The public viewing station at Woolston Lock offers ‘splendid views of the river and its abundant wildlife’.

Opened to boat traffic in 1821 at the eastern end of the New Cut Canal, Woolston Lock is located at the bottom of Weir Lane – close to the Thelwall Viaduct.

And its heritage and archaeological has now been ‘preserved for generations to come’ thanks to the Environment Agency and New Cut Heritage and Ecology Trail Group scheme.

They have previously worked in partnership to preserve the western end of the New Cut Canal at Paddington Lock.

New Cut Heritage and Ecology Trail Group chairman Kevin Price said: “As soon as we visited the site with the Environment Agency, it was clear that this was a glorious opportunity to develop something special for all the community and interest groups.

“The river, once little more than an open sewer, is now a real attraction for Warrington – with much improved access for all to enjoy, and it demonstrates how voluntary groups working in partnership with statutory agencies can create something special.”

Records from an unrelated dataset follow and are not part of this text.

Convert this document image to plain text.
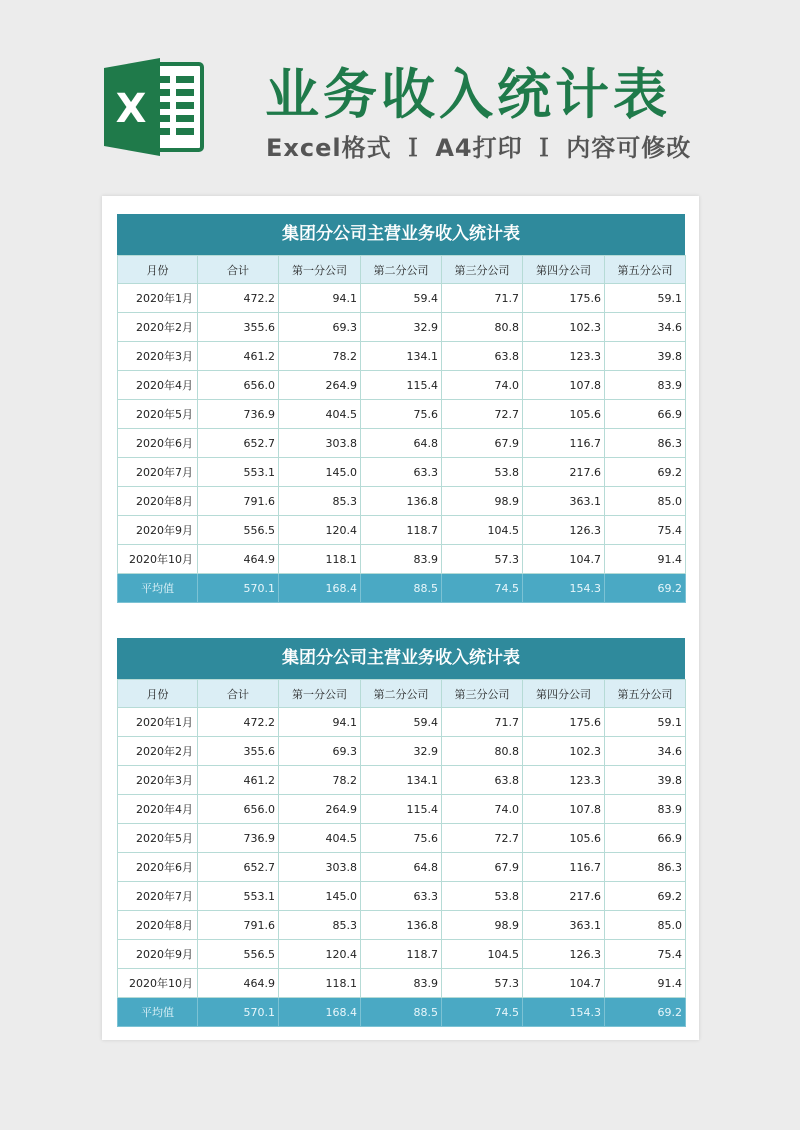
X 业务收入统计表
Excel格式 Ｉ A4打印 Ｉ 内容可修改
集团分公司主营业务收入统计表
月份	合计	第一分公司	第二分公司	第三分公司	第四分公司	第五分公司
2020年1月	472.2	94.1	59.4	71.7	175.6	59.1
2020年2月	355.6	69.3	32.9	80.8	102.3	34.6
2020年3月	461.2	78.2	134.1	63.8	123.3	39.8
2020年4月	656.0	264.9	115.4	74.0	107.8	83.9
2020年5月	736.9	404.5	75.6	72.7	105.6	66.9
2020年6月	652.7	303.8	64.8	67.9	116.7	86.3
2020年7月	553.1	145.0	63.3	53.8	217.6	69.2
2020年8月	791.6	85.3	136.8	98.9	363.1	85.0
2020年9月	556.5	120.4	118.7	104.5	126.3	75.4
2020年10月	464.9	118.1	83.9	57.3	104.7	91.4
平均值	570.1	168.4	88.5	74.5	154.3	69.2
集团分公司主营业务收入统计表
月份	合计	第一分公司	第二分公司	第三分公司	第四分公司	第五分公司
2020年1月	472.2	94.1	59.4	71.7	175.6	59.1
2020年2月	355.6	69.3	32.9	80.8	102.3	34.6
2020年3月	461.2	78.2	134.1	63.8	123.3	39.8
2020年4月	656.0	264.9	115.4	74.0	107.8	83.9
2020年5月	736.9	404.5	75.6	72.7	105.6	66.9
2020年6月	652.7	303.8	64.8	67.9	116.7	86.3
2020年7月	553.1	145.0	63.3	53.8	217.6	69.2
2020年8月	791.6	85.3	136.8	98.9	363.1	85.0
2020年9月	556.5	120.4	118.7	104.5	126.3	75.4
2020年10月	464.9	118.1	83.9	57.3	104.7	91.4
平均值	570.1	168.4	88.5	74.5	154.3	69.2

Regeneration work has also paid homage to Old Billy, the world’s oldest horse who was born close to the site and worked pulling boats along the Mersey and Irwell Navigation.

A newly-installed brass plaque at Woolston Lock commemorates the barge horse, who was believed to be 62 years old when he died in 1822.

Positioned at the junction of the New Cut Canal and the footpath linking Weir Lane with Woolston Eyes and the Manchester Ship Canal, it is hoped that the viewing point will prove popular among walkers and cyclists – the area being ‘alive with wildlife and trees’.